Mémoire tordue

J'ai envie d'être là où la connaissance est libre.

MEMOIRE TORDUE

 

C'est  étrange, et banal : souvent je  me rappelle brusquement un événement, pourtant oublié, comme s'il était encore présent. La scène se rejoue exactement comme si elle se déroulait encore. Cela peut être merveilleux si c'était un moment de bonheur. Les psychologues nous recommandent, pour lutter contre la dépression, de nous  remémorer ainsi les épisodes heureux de notre vie,   les lieux où nous étions en paix, amoureux, prêts à toutes les audaces. C'est parfois efficace – pas toujours (et certaines personnes n'ont jamais vécu de telles grâces). Mais cela peut être dramatique si c'est un  épisode douloureux qui revient brutalement en mémoire. Lorsque nous avons été humiliés sans pouvoir nous défendre, comme l'agneau qu'on mène à l'abattoir.
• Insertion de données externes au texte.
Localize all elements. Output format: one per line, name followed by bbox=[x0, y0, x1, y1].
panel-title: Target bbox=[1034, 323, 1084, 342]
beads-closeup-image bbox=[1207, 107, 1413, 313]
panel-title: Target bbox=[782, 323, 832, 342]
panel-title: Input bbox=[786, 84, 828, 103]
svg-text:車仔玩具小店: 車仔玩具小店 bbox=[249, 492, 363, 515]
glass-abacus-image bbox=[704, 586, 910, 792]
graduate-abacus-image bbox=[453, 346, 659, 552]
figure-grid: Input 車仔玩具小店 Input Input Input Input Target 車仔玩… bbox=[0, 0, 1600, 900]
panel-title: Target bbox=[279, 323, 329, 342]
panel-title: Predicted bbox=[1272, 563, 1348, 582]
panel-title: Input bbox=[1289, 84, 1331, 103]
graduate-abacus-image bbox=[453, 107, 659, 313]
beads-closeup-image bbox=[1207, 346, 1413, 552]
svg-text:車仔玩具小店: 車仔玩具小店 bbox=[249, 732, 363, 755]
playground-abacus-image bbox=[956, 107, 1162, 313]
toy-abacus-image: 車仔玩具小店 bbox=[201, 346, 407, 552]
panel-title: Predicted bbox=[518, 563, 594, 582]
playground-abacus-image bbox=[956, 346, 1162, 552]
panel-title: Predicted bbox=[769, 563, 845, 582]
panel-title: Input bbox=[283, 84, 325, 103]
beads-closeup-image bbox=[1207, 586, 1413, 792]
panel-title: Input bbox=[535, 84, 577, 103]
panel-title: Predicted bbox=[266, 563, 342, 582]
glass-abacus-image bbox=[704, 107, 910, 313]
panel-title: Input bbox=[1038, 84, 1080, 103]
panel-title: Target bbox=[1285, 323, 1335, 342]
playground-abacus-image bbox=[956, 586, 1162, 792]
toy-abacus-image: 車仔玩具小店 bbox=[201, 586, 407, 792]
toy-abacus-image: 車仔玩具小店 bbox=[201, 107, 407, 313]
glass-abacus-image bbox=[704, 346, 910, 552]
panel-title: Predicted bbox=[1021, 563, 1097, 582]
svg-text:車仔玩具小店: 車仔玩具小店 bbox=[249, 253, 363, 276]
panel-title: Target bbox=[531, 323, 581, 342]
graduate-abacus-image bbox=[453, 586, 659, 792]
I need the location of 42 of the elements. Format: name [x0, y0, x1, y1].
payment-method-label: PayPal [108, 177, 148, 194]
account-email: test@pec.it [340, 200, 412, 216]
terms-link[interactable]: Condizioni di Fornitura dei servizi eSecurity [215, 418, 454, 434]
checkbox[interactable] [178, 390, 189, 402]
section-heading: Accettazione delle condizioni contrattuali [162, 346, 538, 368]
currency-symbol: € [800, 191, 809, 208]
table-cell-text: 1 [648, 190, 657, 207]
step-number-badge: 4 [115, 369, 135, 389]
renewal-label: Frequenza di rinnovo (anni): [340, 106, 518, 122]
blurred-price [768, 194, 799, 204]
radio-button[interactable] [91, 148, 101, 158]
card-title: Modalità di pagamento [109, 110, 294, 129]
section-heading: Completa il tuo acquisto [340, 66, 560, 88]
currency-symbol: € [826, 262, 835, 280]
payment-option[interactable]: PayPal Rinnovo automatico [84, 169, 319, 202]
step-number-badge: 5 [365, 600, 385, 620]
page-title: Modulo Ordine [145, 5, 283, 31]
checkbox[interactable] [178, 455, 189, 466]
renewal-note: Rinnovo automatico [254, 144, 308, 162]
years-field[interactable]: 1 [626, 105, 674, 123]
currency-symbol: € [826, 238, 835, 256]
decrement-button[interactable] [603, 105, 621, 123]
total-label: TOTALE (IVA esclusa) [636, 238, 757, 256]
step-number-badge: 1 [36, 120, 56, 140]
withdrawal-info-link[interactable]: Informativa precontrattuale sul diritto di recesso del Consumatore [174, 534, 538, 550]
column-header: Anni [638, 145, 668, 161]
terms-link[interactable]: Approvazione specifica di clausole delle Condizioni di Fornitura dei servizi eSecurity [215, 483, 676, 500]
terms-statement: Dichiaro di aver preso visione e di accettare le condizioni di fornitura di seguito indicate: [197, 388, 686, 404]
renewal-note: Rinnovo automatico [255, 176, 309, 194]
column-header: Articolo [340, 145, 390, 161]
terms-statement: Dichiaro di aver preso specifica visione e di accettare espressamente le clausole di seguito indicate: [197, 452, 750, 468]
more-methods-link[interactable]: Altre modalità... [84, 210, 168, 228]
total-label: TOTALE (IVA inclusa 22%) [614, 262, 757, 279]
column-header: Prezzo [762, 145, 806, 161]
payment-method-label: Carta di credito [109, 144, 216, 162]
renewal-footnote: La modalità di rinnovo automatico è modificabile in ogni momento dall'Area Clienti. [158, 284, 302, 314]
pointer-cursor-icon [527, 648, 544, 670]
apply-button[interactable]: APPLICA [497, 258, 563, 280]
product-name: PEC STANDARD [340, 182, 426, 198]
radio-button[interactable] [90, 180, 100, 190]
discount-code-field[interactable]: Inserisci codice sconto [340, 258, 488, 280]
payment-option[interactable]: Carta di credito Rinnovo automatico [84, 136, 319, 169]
Cela m'est arrivé souvent dans ma vie, professionnelle surtout, alors que je pensais avoir bien agi, pour rendre service, sortir des personnes de la détresse. Ma hiérarchie me reprochait d'aller au-delà des mes missions – sans que celles-ci fussent toujours très claires.

Lorsque pour mon malheur je revis en vrai ces scènes, j'essaie de les chasser – physiquement – d'un revers de main, ou en me fondant corps et âme (surtout corps) dans l'acte que je suis en train d'accomplir. Si je marche je ne pense qu'à la marche, je la force, j'élargis mon pas, ou j'en fais un de côté : je me place à côté de moi, pour être un autre, méprisant et tuant celui qui fait fausse route. Surtout j'appelle à l'aide mon Seigneur, à grands cris silencieux : « Viens vite à mon secours, seul je ne m'en sors pas, je renverse tout, je fais tout de travers ! » Très souvent je me sens happé par une force mystérieuse, l'angoisse disparaît. C'est parfois aussi simple que cela.

Souvent aussi je fais le contraire : je me tiens immobile, je lève la tête et je regarde très haut, le ciel, les nuages. J'écoute les oiseaux chanter, je me fonds dans leurs chants, eux qui ne se soucient pas du lendemain – ni du passé. Je fais ça depuis très longtemps, pourtant je n'ai vraiment compris que très récemment l'efficacité de cette attitude toute simple, à la portée de chacun.

«  Là où l'esprit est sans crainte, et où la tête est haut perchée,

Là où la connaissance est libre (…), où les mots émanent des profondeurs de la sincérité

Là où l'esprit guidé par toi s'avance dans l'élargissement continu de la pensée et de l'action,

Dans  ce paradis de liberté, mon Père, permets que ma patrie s'éveille »

(Tagore, l'Offrande Lyrique, 35)

Ce poème (ici tronqué) me revient lui aussi en mémoire, lorsque tout dérape, lorsque tout  bascule. La religion de Tagore est l'hindouisme et je ne sais pas qui il appelle ainsi « mon Père ». Le Dieu des chrétiens, nous l'appelons souvent ainsi. Alors tout va bien.

Je suis parfaitement capable de me situer dans ce paradis de liberté, déjà sur terre, avec mes pauvres moyens. Il me suffit de chasser de ma mémoire cette connaissance acquise au fil du temps, de la rendre libre. Ainsi je suis sans crainte, ni du passé ni du lendemain. Je ne me souviens pas des choses passées, mortes, et je ne me projette pas dans un avenir incertain (qui pourrait être une mémoire d'avance).

Qu'ai-je à craindre du passé ? Et pourtant je suis si souvent tenté de le faire. Même pour des choses  anodines, un mot de trop, un non dit, un silence pesant, des questions sans réponses. Et voilà que tout se remet en marche, tout recommence. Le diable est dans les détails, dit-on. Il semble en effet être là à l'oeuvre, et tout à son aise. Car il nous veut du mal, c'est sa vocation.

Lorsque nous en venons à bout, nous devenons plus forts. Nous avons vaincu le mal. Même si tout sera bientôt à recommencer – ne nous faisons pas  d'illusions.

Mais peut-être que l'accumulation de ces expériences nous rend meilleurs, chaque fois mieux armés. C'est ce qu'il nous faut croire. Sinon c'est à désespérer.

Tagore parle de liberté (par deux fois dans ce texte) :  il s'agit je crois d'une liberté vis-à-vis de soi-même. Je ne dois pas m'enfermer dans mes habitudes, l'aride et morne désert de la coutume (idem), ni dans mes certitudes, encore moins mes incertitudes.

Au contraire j'ai envie d'être, un instant puis l'autre, ouvert à toutes les chansons, les plaintes, les craintes des autres.  Sans toujours me référer à ce que je sais déjà.

J'ai envie d'être là où la connaissance est libre.